Un tema tipico nel cinema di fantascienza è il mondo senza di noi, che guarda caso è anche il titolo di un saggio d’Alan Weisman (numero uno nelle classifiche di vendita americane per molti mesi). Un tipico saggio americano frequentato da scienziati seriosi e preoccupati, ma con la barbetta brizzolata, snelli e giovanili a più d’ottant’anni per gamba, con occhi vispi che disegnano una mezzaluna quando riflettono, che si stringono nelle spalle, e forse si torcono le mani, in pratica il buon Veronesi. Be’, in quel saggio c’è scritto che per distruggere un fienile è sufficiente fare un buco di un centinaio di centimetri quadrati nel tetto del fienile, e poi stare a guardare (se a bocca aperta non è scritto) e lasciare fare alla natura. Il giorno dopo la scomparsa dell’uomo la natura già prenderà il sopravvento (e senza incentivi): un esile filo d’erba lasciato a se stesso si trasformerà, piano piano, anno dopo anno, in un possente albero che sbriciolerà il marciapiede.

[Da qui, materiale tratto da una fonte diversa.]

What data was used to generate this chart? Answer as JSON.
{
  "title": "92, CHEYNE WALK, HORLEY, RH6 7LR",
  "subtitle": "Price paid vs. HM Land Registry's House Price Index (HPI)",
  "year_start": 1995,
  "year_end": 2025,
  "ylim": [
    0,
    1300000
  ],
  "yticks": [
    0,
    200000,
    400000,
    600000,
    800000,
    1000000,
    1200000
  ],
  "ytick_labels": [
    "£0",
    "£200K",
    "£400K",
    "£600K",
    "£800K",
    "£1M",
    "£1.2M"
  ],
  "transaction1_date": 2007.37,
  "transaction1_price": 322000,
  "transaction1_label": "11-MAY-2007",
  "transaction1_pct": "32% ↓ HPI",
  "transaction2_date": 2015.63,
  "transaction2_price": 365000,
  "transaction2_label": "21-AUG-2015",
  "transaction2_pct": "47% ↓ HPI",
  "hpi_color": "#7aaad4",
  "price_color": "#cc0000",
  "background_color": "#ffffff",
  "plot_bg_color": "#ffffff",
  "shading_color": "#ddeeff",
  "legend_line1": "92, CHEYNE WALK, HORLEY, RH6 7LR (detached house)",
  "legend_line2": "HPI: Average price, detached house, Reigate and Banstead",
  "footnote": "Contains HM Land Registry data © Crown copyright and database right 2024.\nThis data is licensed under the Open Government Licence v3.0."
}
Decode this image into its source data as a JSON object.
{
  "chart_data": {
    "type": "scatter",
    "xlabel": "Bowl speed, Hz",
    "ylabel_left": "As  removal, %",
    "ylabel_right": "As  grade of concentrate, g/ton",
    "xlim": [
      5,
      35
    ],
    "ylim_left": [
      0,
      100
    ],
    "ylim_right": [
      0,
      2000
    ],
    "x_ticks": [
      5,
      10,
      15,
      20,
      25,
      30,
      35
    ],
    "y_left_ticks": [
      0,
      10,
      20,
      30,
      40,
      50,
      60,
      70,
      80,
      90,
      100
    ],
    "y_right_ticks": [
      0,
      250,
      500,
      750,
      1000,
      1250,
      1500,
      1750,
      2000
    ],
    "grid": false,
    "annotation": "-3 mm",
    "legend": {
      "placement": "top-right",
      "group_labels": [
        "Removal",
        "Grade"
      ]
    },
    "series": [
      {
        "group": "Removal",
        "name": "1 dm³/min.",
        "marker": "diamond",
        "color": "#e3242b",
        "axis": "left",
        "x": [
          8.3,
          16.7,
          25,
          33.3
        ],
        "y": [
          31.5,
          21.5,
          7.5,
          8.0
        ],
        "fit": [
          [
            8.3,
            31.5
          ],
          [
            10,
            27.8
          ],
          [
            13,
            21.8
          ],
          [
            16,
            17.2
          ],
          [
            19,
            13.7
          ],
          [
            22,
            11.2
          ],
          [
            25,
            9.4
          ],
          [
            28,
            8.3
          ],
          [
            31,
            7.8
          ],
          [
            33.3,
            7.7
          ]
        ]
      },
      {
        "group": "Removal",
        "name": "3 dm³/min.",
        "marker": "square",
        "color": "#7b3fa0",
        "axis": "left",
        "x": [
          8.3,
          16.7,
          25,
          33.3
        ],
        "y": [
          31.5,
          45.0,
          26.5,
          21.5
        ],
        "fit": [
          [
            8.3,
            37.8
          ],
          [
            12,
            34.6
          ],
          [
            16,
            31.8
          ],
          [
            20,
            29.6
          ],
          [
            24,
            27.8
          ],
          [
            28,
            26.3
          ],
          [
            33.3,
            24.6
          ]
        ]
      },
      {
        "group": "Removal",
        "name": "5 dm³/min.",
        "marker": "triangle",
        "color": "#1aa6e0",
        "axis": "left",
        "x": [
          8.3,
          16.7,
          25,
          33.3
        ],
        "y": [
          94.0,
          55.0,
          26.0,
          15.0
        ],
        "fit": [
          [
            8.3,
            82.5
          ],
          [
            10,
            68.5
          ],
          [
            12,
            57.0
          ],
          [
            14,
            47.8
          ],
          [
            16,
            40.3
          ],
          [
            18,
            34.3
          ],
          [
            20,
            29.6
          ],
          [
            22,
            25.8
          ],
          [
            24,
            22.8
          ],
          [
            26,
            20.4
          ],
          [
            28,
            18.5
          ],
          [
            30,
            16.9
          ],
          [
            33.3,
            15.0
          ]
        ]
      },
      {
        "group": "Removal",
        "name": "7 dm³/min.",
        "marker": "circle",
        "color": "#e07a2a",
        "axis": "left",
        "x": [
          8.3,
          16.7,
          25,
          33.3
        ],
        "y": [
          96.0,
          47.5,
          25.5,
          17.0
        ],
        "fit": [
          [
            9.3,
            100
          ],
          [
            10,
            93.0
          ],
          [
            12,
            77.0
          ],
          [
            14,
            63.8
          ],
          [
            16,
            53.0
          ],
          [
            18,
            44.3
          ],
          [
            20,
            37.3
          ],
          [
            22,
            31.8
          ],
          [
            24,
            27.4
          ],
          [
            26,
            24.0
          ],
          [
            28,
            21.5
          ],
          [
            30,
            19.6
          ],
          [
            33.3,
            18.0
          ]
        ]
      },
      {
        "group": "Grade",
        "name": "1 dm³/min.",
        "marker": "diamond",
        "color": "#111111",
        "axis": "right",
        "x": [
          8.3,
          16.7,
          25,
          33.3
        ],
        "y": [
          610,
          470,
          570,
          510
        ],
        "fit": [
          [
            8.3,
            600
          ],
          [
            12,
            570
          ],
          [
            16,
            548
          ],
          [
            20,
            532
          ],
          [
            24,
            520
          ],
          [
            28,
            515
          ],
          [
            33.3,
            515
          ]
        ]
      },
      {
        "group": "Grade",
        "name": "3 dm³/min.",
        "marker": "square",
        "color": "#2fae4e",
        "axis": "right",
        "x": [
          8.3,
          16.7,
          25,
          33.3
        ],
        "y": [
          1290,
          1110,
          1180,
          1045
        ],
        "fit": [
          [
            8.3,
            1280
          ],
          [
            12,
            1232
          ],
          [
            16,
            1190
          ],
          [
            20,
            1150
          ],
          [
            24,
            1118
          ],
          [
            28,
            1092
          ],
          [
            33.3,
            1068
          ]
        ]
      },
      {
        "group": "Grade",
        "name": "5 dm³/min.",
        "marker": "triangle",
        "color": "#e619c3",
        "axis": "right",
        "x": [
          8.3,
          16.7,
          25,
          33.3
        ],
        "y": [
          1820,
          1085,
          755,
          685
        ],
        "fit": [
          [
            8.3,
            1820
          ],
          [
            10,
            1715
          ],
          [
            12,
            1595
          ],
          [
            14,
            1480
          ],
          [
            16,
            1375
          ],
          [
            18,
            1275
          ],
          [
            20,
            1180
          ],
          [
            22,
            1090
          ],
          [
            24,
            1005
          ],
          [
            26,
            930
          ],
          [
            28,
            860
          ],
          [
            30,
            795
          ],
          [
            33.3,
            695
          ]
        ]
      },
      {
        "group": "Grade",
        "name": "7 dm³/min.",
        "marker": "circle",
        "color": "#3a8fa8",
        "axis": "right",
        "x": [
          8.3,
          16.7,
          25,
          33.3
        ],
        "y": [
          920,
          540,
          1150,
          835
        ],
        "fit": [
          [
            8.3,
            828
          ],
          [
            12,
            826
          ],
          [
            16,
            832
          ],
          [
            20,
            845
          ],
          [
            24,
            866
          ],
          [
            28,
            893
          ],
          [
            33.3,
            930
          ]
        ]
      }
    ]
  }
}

E ancora una volta ci si ritrova in questa Los Angeles post-qualcosa-di-terrificante, nel caso particolare post terremoto del 1998. L’anno però è il 2013, e un certo Kurt Russell percorre la notte e le strade sbriciolate della città in rovina, alla ricerca della figlia del presidente. Stanco si siede al confine della notte e di Beverly Hills, volta le spalle ad un negozio di robivecchi, a qualcuno che vende mappe per le stelle.
Sono passati 42 anni, ma il negozio non è affatto cambiato, come le mummie della cripta dei cappuccini che guardate... gli manca solo la parola (o almeno questo è ciò che Alberto Angela immancabilmente osserva), così il negozio è sempre quello, indimenticabile, di Sanford & Son.
Certo, il terremoto del 1998 deve avere aperto almeno un buco nel tetto, tuttavia è un miracolo, un miracolo a Los Angeles, che sia rimasto in piedi e aperto (anche di notte).